Turkey's media watchdog warns Spotify to 'regulate content' in line with broadcasting law

The president of Turkey's media watchdog RTÜK has warned Spotify to “regulate its content” in line with the broadcasting law as it confirmed that the online music stream giant was granted a license to operate in the country for a period of 10 years.

RTÜK president Ebubekir Şahin is seen in the inset photo.

Duvar English

Turkey's Radio and Television Supreme Council (RTÜK) has said that Spotify has to “regulate its content” in line with Law 6112 on the Establishment of Radio and Television Enterprises, as it confirmed that a license was granted to the online music stream giant.

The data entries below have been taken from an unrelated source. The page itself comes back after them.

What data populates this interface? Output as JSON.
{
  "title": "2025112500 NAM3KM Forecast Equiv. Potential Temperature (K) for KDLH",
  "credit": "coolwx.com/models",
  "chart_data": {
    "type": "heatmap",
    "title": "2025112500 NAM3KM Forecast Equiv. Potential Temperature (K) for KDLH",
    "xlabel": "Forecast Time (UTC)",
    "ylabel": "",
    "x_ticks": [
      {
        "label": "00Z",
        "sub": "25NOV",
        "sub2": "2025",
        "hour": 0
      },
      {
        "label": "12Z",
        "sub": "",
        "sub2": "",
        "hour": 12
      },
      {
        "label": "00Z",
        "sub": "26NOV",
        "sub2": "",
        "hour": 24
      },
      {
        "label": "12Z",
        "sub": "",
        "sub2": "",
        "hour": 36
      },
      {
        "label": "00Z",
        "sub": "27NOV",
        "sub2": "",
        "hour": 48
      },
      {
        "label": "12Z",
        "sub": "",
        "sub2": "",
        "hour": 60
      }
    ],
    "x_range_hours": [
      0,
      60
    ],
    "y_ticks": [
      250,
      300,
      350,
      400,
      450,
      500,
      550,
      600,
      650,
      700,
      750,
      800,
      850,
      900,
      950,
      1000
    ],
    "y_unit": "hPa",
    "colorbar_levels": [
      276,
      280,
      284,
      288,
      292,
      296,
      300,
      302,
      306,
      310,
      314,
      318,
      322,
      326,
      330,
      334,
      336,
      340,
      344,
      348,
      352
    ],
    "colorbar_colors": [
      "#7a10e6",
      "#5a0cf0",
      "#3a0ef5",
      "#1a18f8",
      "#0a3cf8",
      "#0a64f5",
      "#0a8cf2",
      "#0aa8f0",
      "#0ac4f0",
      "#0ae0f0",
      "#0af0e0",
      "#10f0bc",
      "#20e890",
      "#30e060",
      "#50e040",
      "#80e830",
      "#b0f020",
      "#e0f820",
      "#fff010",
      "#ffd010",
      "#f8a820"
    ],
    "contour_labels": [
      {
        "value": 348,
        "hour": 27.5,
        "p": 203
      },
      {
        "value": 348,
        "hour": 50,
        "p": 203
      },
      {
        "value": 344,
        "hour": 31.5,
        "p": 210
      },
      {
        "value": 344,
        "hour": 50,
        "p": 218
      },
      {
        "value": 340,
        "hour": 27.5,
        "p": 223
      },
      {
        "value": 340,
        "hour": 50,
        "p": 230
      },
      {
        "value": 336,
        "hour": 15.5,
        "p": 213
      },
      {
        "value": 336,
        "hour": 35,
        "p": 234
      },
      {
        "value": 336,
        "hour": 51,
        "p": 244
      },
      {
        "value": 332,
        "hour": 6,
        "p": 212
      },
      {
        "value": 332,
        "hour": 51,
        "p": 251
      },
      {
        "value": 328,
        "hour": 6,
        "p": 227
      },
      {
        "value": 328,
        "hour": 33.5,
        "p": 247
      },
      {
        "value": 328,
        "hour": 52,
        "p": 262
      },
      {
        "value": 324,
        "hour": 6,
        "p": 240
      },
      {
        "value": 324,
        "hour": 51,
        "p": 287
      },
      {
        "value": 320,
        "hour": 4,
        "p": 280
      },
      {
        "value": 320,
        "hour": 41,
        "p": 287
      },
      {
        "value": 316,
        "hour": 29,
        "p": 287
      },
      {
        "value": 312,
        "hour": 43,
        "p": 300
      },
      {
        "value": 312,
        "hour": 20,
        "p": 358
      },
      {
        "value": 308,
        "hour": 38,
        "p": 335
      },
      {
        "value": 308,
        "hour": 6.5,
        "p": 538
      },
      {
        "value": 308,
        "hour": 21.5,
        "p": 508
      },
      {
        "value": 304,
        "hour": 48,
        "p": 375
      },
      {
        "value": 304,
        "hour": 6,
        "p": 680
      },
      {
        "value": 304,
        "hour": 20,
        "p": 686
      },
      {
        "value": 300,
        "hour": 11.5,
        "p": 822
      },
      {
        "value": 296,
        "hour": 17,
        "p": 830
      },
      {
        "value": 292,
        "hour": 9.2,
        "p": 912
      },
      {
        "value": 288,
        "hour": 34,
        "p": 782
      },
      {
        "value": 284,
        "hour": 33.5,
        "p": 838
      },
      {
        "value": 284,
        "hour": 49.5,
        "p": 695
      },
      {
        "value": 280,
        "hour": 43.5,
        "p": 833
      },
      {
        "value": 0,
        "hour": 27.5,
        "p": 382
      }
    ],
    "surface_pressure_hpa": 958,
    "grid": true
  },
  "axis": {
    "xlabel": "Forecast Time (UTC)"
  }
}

“With this granted license, this platform has to regulate its content in line with our laws," RTÜK president Ebubekir Şahin told pro-government newspaper Sabah on May 7.

“Now it [Spotify] will be able to operate in our country for a period of 10 years in a legal way. Spotify has to now comply with the broadcasting principles indicated explicitly in the law numbered 6112. If they do broadcasting outside this, we will do what is necessary as the RTÜK,” Şahin said.

In line with Law 6112, RTÜK licenses television channels, radio stations, and video-on-demand content in addition to monitoring their content.

In October, Spotify initiated an application to obtain an operating license in Turkey in line with the country's media watchdog's orders.

The application came after RTÜK released a statement on Oct. 12, 2020, giving Spotify 72 hours to make the application, saying it will apply for an access ban if they don't do so.

Digital platforms are under the authority of RTÜK as part of a regulation that passed on Aug. 1, 2019. Broadcasting corporations can't operate without getting licenses from RTÜK as part of the amendment.

Streaming platforms, such as Netflix, BluTV and Puhutv are also under the watchdog's authority.

As part of the regulations, the companies are forced to remove the content found inappropriate by RTÜK.